FIG. 4 is a block diagram of a circuit unit according to a second embodiment of the present invention.

FIG. 5 is an enlarged view of the exit end faces of two image guide fiber bundles in an observation image of the third embodiment of the present invention.

FIG. 6 is a configuration diagram of an endoscope apparatus according to a fourth embodiment of the present invention.

FIG. 7 is a configuration diagram of an endoscope apparatus according to a fifth embodiment of the present invention.

FIG. 8 is a configuration diagram showing a state in which a viewing attachment is connected to the endoscope apparatus according to the fifth embodiment of the present invention.

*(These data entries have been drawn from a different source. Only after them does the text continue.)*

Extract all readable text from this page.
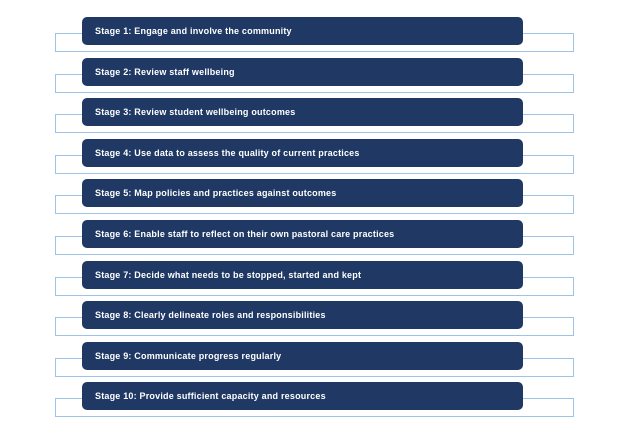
Stage 1: Engage and involve the community
Stage 2: Review staff wellbeing
Stage 3: Review student wellbeing outcomes
Stage 4: Use data to assess the quality of current practices
Stage 5: Map policies and practices against outcomes
Stage 6: Enable staff to reflect on their own pastoral care practices
Stage 7: Decide what needs to be stopped, started and kept
Stage 8: Clearly delineate roles and responsibilities
Stage 9: Communicate progress regularly
Stage 10: Provide sufficient capacity and resources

FIG. 9 is an enlarged view of an exit end surface of a conventional image guide fiber bundle.

[Explanation of symbols]

 2, 3 Image guide fiber bundle 2a, 3a Incident end face 2b, 3b Emitting end face 4,5 Objective optical system 20 Signal combining circuit 24 Television monitor

Claims (2)

[Claims] 1. An image pickup fiber bundle for transmitting an observation image, and an objective optical system arranged so as to project the same observation image on each incident end face of the two image guide fiber bundles. The images of the exit ends of the two image guide fiber bundles are arranged so that the light non-transmissive portions between the optical fibers of one image guide fiber bundle are located in the light transmitting portions of the optical fibers of the other image guide fiber bundle. An endoscope apparatus comprising: a synthetic observation means for superimposing and observing the same. 2. The observation images are incident on the incident end faces of the two image guide fiber bundles so that the images transmitted by the two image guide fiber bundles coincide with each other on the exit end faces. The endoscope apparatus according to claim 1, which is configured as described above.